Given something in the form
rem := len(foo) % m
_ = foo[:rem]
The compiler currently (1.14) inserts a bound check on foo[:rem], but 0 <= rem <= len(foo) is guaranteed since rem is the modulo of a positive integer.
It would be even nicer if the compiler can figure out the general form x > 0 ∧ r = x % m ⇒ 0 ≤ r < m, so that operations like
_ = foo[m]
rem := len(foo) % m
_ = foo[rem]
can have the bound check eliminated too.
This sort of expression usually props up when dealing with block-oriented algorithms, such as ciphers: https://github.com/golang/crypto/blob/0848c9571904fcbcb24543358ca8b5a7dbfde875/chacha20/chacha_generic.go#L213 https://github.com/golang/crypto/blob/0848c9571904fcbcb24543358ca8b5a7dbfde875/poly1305/sum_amd64.go#L42
Comment From: rasky
Can you please post a complete snippet that actually compiles?
Comment From: cbeuw
package main
func test1(foo []byte) {
// _ = foo[0]
rem := len(foo) % 64
_ = foo[:rem] // I originally put _ = foo[rem] which is wrong as rem==len(foo) is possible
}
func test2(foo []byte) {
_ = foo[63]
rem := len(foo) % 64
_ = foo[rem]
}
func main(){}
Running go build -gcflags="-d=ssa/check_bce/debug=1" gives
./test.go:4:9: Found IsInBounds
./test.go:6:9: Found IsInBounds
./test.go:10:9: Found IsInBounds
./test.go:12:9: Found IsInBounds
The checks on line 4 and 10 are expected, but line 6 and 12 should be eliminated
Comment From: cuonglm
@cbeuw if len(foo) == 0, then rem is 0, so _ = foo[rem] should not be proved.
Comment From: cbeuw
@cuonglm That's correct, which is why _ = foo[0] needs a bounds check.
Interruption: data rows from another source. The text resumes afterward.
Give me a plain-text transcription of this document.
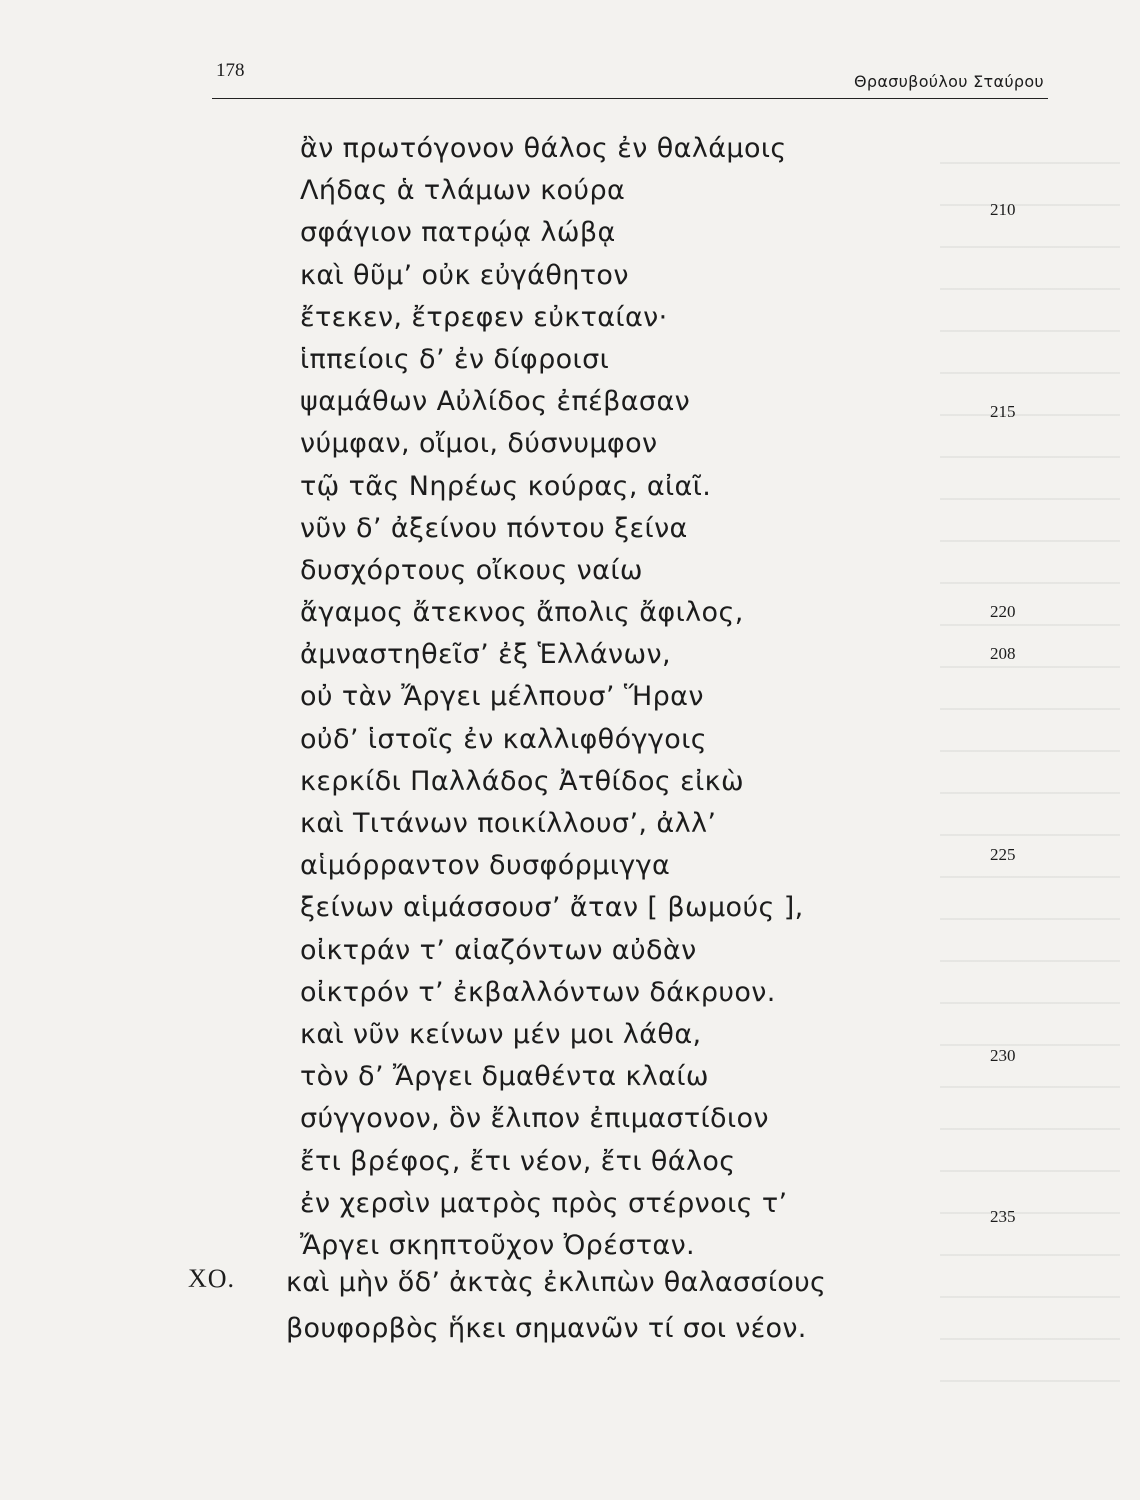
178
Θρασυβούλου Σταύρου
ἂν πρωτόγονον θάλος ἐν θαλάμοις
Λήδας ἁ τλάμων κούρα
σφάγιον πατρῴᾳ λώβᾳ
καὶ θῦμ’ οὐκ εὐγάθητον
ἔτεκεν, ἔτρεφεν εὐκταίαν·
ἱππείοις δ’ ἐν δίφροισι
ψαμάθων Αὐλίδος ἐπέβασαν
νύμφαν, οἴμοι, δύσνυμφον
τῷ τᾶς Νηρέως κούρας, αἰαῖ.
νῦν δ’ ἀξείνου πόντου ξείνα
δυσχόρτους οἴκους ναίω
ἄγαμος ἄτεκνος ἄπολις ἄφιλος,
ἀμναστηθεῖσ’ ἐξ Ἑλλάνων,
οὐ τὰν Ἄργει μέλπουσ’ Ἥραν
οὐδ’ ἱστοῖς ἐν καλλιφθόγγοις
κερκίδι Παλλάδος Ἀτθίδος εἰκὼ
καὶ Τιτάνων ποικίλλουσ’, ἀλλ’
αἱμόρραντον δυσφόρμιγγα
ξείνων αἱμάσσουσ’ ἄταν [ βωμούς ],
οἰκτράν τ’ αἰαζόντων αὐδὰν
οἰκτρόν τ’ ἐκβαλλόντων δάκρυον.
καὶ νῦν κείνων μέν μοι λάθα,
τὸν δ’ Ἄργει δμαθέντα κλαίω
σύγγονον, ὃν ἔλιπον ἐπιμαστίδιον
ἔτι βρέφος, ἔτι νέον, ἔτι θάλος
ἐν χερσὶν ματρὸς πρὸς στέρνοις τ’
Ἄργει σκηπτοῦχον Ὀρέσταν.
210
215
220
208
225
230
235
ΧΟ. καὶ μὴν ὅδ’ ἀκτὰς ἐκλιπὼν θαλασσίους
βουφορβὸς ἥκει σημανῶν τί σοι νέον.
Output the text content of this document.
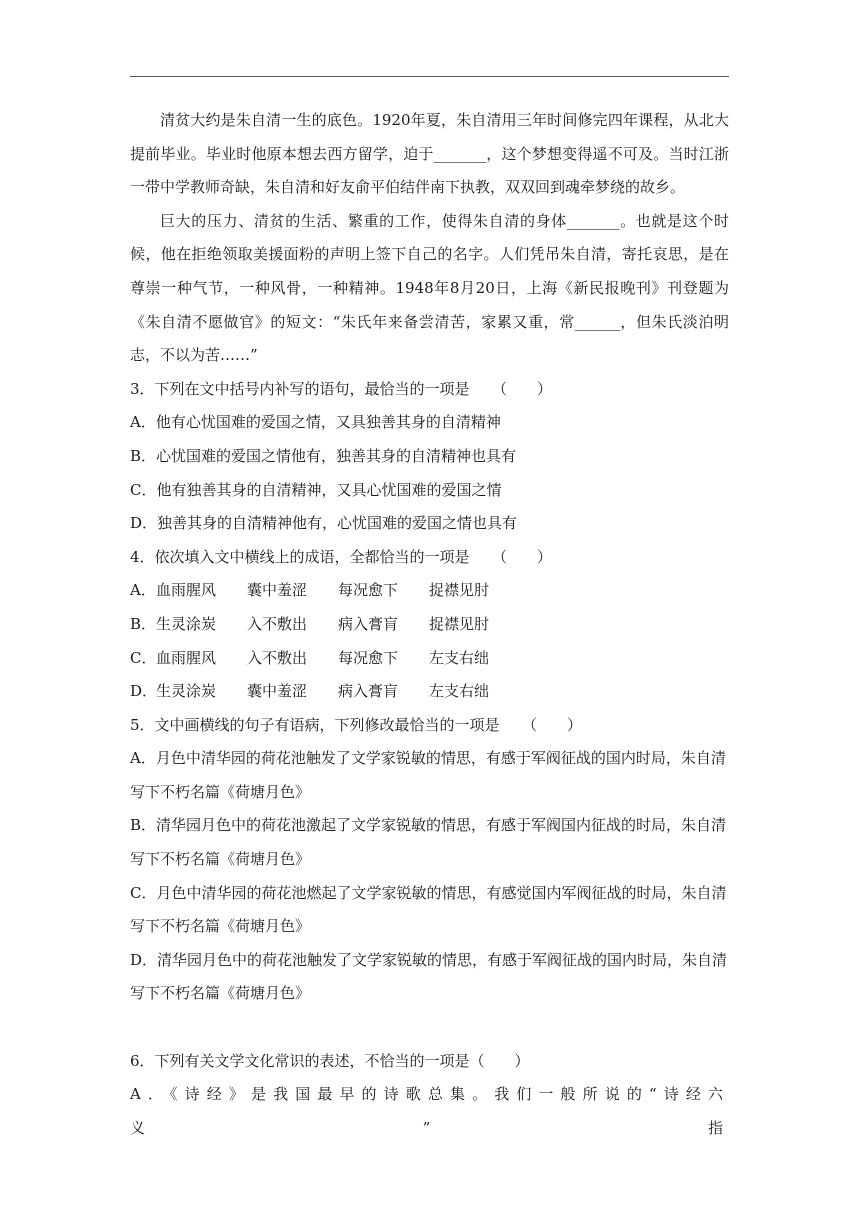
清贫大约是朱自清一生的底色。1920年夏，朱自清用三年时间修完四年课程，从北大提前毕业。毕业时他原本想去西方留学，迫于_______，这个梦想变得遥不可及。当时江浙一带中学教师奇缺，朱自清和好友俞平伯结伴南下执教，双双回到魂牵梦绕的故乡。

巨大的压力、清贫的生活、繁重的工作，使得朱自清的身体_______。也就是这个时候，他在拒绝领取美援面粉的声明上签下自己的名字。人们凭吊朱自清，寄托哀思，是在尊崇一种气节，一种风骨，一种精神。1948年8月20日，上海《新民报晚刊》刊登题为《朱自清不愿做官》的短文：“朱氏年来备尝清苦，家累又重，常______，但朱氏淡泊明志，不以为苦……”

3．下列在文中括号内补写的语句，最恰当的一项是　　（　　）
A．他有心忧国难的爱国之情，又具独善其身的自清精神
B．心忧国难的爱国之情他有，独善其身的自清精神也具有
C．他有独善其身的自清精神，又具心忧国难的爱国之情
D．独善其身的自清精神他有，心忧国难的爱国之情也具有
4．依次填入文中横线上的成语，全都恰当的一项是　　（　　）
A．血雨腥风 囊中羞涩 每况愈下 捉襟见肘
B．生灵涂炭 入不敷出 病入膏肓 捉襟见肘
C．血雨腥风 入不敷出 每况愈下 左支右绌
D．生灵涂炭 囊中羞涩 病入膏肓 左支右绌
5．文中画横线的句子有语病，下列修改最恰当的一项是　　（　　）

A．月色中清华园的荷花池触发了文学家锐敏的情思，有感于军阀征战的国内时局，朱自清写下不朽名篇《荷塘月色》

B．清华园月色中的荷花池激起了文学家锐敏的情思，有感于军阀国内征战的时局，朱自清写下不朽名篇《荷塘月色》

C．月色中清华园的荷花池燃起了文学家锐敏的情思，有感觉国内军阀征战的时局，朱自清写下不朽名篇《荷塘月色》

D．清华园月色中的荷花池触发了文学家锐敏的情思，有感于军阀征战的国内时局，朱自清写下不朽名篇《荷塘月色》

6．下列有关文学文化常识的表述，不恰当的一项是（　　）
A．《诗经》是我国最早的诗歌总集。我们一般所说的“诗经六义”指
When it is known len(foo) > 0, ~~then _ = foo[rem] is always safe.~~
Comment From: cbeuw
@cuonglm Actually there is a +-1 error in the first case, because it's possible rem == len(foo). But the second case still stands since rem is strictly less than m
Comment From: bmkessler
The complication with the general case of proving that
r := x%m && m > 0 --> 0 <= r < m
Is that by the time prove runs, the modulus for constant m will have been strength reduced in general to a form that doesn't involve the modulus operator anymore.
x%C => x-(x/C*C)
However, for the specific case above where m is a power of 2 (x%64 above), then the modulus will be rewritten as x&(64-1) by the compiler. So the relation that needs to be inferred in that case is:
r := x&m && m >= 0 --> 0 <= r <= m
AND of a non-negative number is bounded by zero and that non-negative number. I think adding that fact to prove may be fairly straightforward. @zdjones may have more insight.
Comment From: zdjones
I think this may not quite be a duplicate, but requires the same or similar solution as #29872.
We talked there of delaying div reduction to only the lateopt pass. This would leave the mods in place for the prove pass to see.
Comment From: jvoisin
I'd add that it's a pretty classic form for circular buffers, eg:
func getNextWord(b []byte, pos int) byte {
return b[pos % len(b)]
}
This is also used in the blowfish implementation
Comment From: randall77
We currently get rid of the bounds checks in both of OP's original examples. I'm going to close this as done.
@jvoisin your example can fail a bounds check for the pos<0 case. This works:
func getNextWord(b []byte, pos uint) byte {
return b[pos%uint(len(b))]
}